On September 21, 1938, substitute keeper Edwin Babcock tried to
row ashore to see his family but wind and high waves caused by
the approaching 1938 Hurricane forced him back to the lighthouse.
He and assistant keeper John Ganze knew a bad storm was coming.
They secured the light and waited. As the storm grew in intensity,
the light was hit by bigger and bigger waves. A thirty-foot wave
hit the lighthouse and tore open the kitchen door. Water poured
into the lighthouse. The keepers climbed up to the fog bell room.

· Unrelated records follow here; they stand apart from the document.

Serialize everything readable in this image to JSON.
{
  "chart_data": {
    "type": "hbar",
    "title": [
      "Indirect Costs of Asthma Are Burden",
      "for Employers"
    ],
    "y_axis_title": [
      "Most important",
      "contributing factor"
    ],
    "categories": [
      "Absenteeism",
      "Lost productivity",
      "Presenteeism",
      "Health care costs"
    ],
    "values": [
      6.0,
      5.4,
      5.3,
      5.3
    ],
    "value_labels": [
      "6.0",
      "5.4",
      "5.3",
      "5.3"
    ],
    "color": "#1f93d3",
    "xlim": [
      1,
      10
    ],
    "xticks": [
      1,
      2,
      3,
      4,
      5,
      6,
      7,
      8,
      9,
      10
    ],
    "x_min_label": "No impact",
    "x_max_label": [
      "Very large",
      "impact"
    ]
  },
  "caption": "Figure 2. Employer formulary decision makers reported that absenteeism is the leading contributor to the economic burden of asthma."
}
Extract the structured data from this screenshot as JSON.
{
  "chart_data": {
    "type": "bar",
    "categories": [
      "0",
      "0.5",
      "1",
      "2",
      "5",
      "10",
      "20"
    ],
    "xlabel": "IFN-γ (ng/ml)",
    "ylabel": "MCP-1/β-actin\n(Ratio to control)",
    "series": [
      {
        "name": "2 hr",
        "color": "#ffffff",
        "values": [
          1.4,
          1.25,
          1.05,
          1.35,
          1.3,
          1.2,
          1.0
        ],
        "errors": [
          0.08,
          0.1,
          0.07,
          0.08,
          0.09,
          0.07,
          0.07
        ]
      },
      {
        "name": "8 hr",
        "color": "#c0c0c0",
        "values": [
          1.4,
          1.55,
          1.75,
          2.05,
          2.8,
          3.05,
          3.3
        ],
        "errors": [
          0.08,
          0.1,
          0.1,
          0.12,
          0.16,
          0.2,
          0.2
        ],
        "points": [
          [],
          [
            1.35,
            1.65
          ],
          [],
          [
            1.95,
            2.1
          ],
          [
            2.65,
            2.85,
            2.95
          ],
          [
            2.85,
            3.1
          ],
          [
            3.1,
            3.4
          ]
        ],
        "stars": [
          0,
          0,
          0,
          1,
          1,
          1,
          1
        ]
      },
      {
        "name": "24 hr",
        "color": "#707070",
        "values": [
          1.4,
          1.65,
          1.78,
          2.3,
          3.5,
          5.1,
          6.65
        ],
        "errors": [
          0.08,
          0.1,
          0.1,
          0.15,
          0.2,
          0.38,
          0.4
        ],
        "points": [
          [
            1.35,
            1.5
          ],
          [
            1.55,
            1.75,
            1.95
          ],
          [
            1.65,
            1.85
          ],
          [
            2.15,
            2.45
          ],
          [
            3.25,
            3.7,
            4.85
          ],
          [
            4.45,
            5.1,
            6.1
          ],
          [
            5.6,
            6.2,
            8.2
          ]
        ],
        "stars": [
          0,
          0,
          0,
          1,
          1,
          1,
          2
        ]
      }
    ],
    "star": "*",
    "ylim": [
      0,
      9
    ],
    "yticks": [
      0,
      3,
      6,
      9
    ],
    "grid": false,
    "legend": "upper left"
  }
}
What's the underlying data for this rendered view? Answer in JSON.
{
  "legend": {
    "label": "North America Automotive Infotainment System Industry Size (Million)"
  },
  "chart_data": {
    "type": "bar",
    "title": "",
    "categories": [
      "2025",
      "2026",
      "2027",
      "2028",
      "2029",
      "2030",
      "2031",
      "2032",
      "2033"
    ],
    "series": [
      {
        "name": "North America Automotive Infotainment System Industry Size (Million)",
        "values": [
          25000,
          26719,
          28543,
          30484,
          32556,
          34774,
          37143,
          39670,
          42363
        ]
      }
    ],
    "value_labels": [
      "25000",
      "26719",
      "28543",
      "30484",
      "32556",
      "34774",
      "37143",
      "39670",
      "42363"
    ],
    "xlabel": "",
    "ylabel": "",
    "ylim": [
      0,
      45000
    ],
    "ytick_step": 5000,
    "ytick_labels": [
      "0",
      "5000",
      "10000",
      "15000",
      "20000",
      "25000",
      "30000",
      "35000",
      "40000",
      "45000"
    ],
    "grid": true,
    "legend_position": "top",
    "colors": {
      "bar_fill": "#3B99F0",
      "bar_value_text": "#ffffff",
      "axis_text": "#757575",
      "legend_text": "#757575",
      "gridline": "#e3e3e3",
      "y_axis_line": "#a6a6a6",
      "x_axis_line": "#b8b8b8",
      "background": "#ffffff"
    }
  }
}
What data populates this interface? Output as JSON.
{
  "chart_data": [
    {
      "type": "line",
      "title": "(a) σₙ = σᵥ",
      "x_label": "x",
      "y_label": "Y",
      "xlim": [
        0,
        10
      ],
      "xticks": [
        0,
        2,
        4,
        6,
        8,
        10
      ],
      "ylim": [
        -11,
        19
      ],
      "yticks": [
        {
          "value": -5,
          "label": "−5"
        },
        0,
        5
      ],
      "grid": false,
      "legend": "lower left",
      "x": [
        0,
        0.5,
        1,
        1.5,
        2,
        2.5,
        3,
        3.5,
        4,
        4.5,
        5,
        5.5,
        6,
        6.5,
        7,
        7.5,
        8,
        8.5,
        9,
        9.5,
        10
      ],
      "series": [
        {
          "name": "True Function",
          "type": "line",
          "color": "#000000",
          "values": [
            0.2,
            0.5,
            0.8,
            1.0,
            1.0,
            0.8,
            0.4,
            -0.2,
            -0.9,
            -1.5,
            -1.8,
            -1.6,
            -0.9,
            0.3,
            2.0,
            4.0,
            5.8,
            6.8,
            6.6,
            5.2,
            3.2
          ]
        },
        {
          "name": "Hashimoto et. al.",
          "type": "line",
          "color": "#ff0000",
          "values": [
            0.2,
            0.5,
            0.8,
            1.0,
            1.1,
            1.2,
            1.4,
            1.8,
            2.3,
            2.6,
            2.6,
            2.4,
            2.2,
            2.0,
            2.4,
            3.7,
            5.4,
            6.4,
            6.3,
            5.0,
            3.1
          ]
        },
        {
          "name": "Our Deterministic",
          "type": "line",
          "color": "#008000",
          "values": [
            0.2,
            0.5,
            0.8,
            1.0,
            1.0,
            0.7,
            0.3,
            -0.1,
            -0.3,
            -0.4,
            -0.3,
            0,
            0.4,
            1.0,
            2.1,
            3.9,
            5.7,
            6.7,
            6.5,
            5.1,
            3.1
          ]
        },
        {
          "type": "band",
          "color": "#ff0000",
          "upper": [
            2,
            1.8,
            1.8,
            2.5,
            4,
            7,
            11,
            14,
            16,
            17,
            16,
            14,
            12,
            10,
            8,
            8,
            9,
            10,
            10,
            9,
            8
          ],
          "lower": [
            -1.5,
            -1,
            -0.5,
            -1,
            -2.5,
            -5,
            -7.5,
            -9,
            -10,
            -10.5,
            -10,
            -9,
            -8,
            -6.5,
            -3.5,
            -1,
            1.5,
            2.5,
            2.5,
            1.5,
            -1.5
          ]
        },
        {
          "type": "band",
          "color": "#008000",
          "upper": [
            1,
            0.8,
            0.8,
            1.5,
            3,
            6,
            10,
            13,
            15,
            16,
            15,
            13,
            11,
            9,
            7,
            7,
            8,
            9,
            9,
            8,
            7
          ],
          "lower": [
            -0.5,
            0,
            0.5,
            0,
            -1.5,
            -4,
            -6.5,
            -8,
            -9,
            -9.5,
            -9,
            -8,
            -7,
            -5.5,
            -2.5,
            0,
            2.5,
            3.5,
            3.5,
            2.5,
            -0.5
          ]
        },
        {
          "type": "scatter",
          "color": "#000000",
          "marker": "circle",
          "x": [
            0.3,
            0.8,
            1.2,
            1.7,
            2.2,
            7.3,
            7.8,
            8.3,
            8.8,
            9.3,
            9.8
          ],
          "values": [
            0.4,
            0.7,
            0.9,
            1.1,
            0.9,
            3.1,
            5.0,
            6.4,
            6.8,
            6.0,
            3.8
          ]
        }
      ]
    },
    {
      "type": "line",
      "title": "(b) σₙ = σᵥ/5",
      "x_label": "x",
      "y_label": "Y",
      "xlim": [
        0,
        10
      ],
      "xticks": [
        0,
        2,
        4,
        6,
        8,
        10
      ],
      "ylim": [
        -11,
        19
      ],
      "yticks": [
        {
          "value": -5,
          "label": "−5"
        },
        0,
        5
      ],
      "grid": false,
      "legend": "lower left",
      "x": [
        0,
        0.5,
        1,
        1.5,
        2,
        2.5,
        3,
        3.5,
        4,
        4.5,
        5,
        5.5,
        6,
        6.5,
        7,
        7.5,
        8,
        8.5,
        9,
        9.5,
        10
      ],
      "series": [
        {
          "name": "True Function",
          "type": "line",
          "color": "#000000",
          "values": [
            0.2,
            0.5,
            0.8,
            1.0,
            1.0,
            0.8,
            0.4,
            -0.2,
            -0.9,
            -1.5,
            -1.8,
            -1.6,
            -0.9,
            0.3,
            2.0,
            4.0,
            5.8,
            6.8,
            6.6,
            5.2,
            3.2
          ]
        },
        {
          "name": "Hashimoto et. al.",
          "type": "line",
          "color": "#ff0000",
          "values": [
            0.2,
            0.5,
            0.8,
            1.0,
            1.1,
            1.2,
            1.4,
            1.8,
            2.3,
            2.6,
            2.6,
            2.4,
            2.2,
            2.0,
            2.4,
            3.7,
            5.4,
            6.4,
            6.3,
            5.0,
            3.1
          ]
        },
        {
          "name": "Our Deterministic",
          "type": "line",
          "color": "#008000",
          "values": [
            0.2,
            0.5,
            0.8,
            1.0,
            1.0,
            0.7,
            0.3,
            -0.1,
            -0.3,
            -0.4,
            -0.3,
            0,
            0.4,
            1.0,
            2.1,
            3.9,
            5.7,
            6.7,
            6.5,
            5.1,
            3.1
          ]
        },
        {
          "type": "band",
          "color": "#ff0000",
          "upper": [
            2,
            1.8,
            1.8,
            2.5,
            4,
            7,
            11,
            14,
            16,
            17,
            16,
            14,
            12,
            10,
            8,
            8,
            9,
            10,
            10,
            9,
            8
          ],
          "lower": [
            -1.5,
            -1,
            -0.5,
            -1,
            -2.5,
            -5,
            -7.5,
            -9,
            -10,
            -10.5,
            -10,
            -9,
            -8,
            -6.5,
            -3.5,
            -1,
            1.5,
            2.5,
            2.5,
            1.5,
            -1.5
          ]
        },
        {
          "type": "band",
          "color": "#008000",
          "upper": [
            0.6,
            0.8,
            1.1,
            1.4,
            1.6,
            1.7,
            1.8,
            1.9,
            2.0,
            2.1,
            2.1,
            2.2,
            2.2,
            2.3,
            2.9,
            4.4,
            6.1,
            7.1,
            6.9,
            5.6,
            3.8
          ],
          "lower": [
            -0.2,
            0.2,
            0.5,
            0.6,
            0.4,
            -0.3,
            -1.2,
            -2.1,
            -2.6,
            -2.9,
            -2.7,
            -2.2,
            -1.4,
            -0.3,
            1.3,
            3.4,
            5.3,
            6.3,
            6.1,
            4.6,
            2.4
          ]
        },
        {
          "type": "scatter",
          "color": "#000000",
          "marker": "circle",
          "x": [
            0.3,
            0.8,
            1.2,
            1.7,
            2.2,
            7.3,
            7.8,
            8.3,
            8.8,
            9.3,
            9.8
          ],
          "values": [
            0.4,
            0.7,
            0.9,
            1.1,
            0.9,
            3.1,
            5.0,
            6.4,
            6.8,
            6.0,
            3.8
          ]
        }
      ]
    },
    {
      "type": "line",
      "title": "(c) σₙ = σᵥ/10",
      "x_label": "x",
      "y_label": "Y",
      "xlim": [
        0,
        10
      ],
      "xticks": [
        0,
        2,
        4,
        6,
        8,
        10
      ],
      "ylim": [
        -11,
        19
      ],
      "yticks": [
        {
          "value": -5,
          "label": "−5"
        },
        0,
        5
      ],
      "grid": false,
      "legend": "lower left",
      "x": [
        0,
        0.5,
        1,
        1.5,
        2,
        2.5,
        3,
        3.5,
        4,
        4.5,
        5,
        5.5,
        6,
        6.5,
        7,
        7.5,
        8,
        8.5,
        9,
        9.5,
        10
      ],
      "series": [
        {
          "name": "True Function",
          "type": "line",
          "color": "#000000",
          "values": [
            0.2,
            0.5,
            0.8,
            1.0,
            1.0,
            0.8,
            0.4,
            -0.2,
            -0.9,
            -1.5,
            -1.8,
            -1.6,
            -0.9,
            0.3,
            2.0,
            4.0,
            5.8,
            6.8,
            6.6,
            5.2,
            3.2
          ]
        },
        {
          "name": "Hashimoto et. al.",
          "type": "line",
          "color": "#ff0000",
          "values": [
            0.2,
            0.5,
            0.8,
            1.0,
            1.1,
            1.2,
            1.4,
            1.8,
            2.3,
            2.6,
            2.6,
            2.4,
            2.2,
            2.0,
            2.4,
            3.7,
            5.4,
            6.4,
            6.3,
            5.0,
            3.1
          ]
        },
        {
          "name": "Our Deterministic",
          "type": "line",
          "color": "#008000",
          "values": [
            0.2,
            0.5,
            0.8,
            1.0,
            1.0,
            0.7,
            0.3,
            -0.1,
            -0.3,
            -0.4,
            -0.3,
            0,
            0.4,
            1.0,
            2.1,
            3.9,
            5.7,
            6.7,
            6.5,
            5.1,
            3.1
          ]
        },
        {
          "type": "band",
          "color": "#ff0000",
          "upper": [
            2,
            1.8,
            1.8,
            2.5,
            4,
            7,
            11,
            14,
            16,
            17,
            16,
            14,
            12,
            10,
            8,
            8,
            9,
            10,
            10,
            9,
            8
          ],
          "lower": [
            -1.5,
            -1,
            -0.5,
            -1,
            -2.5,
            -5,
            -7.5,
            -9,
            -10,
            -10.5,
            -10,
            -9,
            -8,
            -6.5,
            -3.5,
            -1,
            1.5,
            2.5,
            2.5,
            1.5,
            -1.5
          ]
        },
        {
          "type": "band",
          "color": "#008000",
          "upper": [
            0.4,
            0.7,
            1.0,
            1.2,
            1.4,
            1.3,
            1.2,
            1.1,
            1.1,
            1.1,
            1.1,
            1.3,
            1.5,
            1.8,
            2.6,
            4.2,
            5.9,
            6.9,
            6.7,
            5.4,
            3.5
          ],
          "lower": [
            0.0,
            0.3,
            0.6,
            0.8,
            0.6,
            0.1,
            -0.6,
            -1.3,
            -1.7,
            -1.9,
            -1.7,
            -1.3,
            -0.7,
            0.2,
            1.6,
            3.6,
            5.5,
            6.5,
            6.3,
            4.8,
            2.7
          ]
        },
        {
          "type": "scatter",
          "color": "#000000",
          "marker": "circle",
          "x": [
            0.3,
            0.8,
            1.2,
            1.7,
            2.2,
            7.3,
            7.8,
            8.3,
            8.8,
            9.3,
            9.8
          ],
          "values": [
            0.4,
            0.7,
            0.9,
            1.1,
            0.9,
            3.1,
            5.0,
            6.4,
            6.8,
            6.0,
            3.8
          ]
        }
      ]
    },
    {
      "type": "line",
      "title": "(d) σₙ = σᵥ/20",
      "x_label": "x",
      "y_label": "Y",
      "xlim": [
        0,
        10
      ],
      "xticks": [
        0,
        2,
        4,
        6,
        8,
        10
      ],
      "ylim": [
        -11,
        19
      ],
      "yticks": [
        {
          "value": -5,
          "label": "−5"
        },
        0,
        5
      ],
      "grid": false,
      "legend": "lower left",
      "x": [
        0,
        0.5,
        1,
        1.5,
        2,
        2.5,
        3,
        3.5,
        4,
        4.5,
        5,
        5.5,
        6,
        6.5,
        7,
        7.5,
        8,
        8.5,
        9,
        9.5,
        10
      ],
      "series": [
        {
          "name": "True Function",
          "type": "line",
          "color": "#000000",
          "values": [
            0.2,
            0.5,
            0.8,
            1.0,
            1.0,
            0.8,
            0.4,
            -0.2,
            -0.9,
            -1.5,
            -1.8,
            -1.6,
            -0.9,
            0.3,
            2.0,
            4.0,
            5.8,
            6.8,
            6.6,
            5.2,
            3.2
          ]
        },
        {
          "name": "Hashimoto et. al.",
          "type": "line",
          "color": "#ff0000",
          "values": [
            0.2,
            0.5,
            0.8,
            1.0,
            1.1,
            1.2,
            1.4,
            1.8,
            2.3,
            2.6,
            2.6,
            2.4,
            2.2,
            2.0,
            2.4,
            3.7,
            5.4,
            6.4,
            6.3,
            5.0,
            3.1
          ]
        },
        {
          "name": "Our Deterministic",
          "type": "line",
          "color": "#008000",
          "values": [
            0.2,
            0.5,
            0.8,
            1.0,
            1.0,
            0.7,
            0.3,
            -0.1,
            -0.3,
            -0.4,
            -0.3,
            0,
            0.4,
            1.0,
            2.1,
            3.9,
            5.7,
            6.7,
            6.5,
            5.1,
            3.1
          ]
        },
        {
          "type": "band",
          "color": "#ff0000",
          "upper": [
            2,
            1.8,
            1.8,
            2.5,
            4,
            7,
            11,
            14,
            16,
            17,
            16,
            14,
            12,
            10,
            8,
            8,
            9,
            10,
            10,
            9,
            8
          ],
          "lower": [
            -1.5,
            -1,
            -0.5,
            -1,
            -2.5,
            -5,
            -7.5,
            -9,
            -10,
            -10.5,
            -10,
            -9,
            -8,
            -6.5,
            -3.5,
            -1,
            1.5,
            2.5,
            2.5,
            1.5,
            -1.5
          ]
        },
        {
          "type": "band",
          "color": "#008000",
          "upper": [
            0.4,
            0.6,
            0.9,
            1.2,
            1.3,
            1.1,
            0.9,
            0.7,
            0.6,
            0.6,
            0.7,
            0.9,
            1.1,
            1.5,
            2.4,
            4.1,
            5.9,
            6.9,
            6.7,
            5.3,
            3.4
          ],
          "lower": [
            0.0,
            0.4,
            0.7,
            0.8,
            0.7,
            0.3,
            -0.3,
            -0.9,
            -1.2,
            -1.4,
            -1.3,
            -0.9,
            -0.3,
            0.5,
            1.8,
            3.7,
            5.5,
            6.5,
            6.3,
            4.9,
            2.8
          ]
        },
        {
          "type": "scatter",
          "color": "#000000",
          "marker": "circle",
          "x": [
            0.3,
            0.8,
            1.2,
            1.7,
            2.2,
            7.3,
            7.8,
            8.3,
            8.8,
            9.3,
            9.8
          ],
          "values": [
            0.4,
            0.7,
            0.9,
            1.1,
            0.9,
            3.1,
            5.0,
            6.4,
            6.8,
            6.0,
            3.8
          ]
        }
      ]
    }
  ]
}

It was the highest, non-exposed point on the light. They tied
themselves, back to back; to the pipe containing the weights that
turned the Fresnel lens in hope their bodies would be found together
if the lighthouse were destroyed. The keepers survived, but the
light was badly damaged. Minor repairs were made to the lighthouse
and it was put back into service.
In 1941, the first Jamestown Bridge was built almost on top of
Plum Beach Light. The lighthouse was no longer needed as an aid
to navigation and was closed. The Coast Guard put the lighthouse
up for auction. The high bidder would have to tear it down and
remove it. No one bid on it.
The Cannon Paint Company of Philadelphia was hired to paint the
Newport Bridge in 1973. James Osborn, Cannon employee, was taken
off his job painting the bridge and was ordered to paint Plum
Beach Lighthouse. While he was painting the lighthouse, he contracted
histoplamosis, an eye disease, from pigeon feces that filled the
lighthouse. In 1984 he sued the state for $500,000. The case was
in court for years.
In 1988 O'Connell Development of Quincy, Massachusetts wanted
to move Plum Beach Lighthouse to a breakwater at Marina Bay, its
condominium development in Quincy. There was a problem; they could
not find the owner. The Coast Guard said ownership of the lighthouse
reverted to Rhode Island when they abandoned it. The Rhode Island
Attorney General's Office disagreed. It said, the Coast Guard
may have abandoned the lighthouse, but it never gave the state
the title. Without a title, the state does not own it. Neither
side wanted to claim the lighthouse, because of the lawsuit. O'Connell
Development later hired an architect to plan a lighthouse from
scratch.
The Friends of Plum Beach Lighthouse, Inc. was formed in response
to O' Connell Development's attempt to buy the lighthouse. The
group wanted to acquire the light and restore it. Their efforts
to get the lighthouse were frustrated for a number of years because
of the uncertain ownership.
In 1998 the Rhode Island Superior Court decided that the state
owned the light. The court ordered the state to pay $42,000 to
James Osborn. With the question of ownership finally resolved,
the state decided to give the Friends of Plum Beach title to the
lighthouse.
In 2003 Abcore Restoration started on the restoration of the lighthouse.
The first step of the restoration was the removal of over 50 tons
guano left by the birds that lived in the lighthouse. After the
interior was cleaned out the lighthouse exterior was repainted
and repaired. In December a new light was placed in the lighthouse
and Plum beach lighted for the first time in 62 years.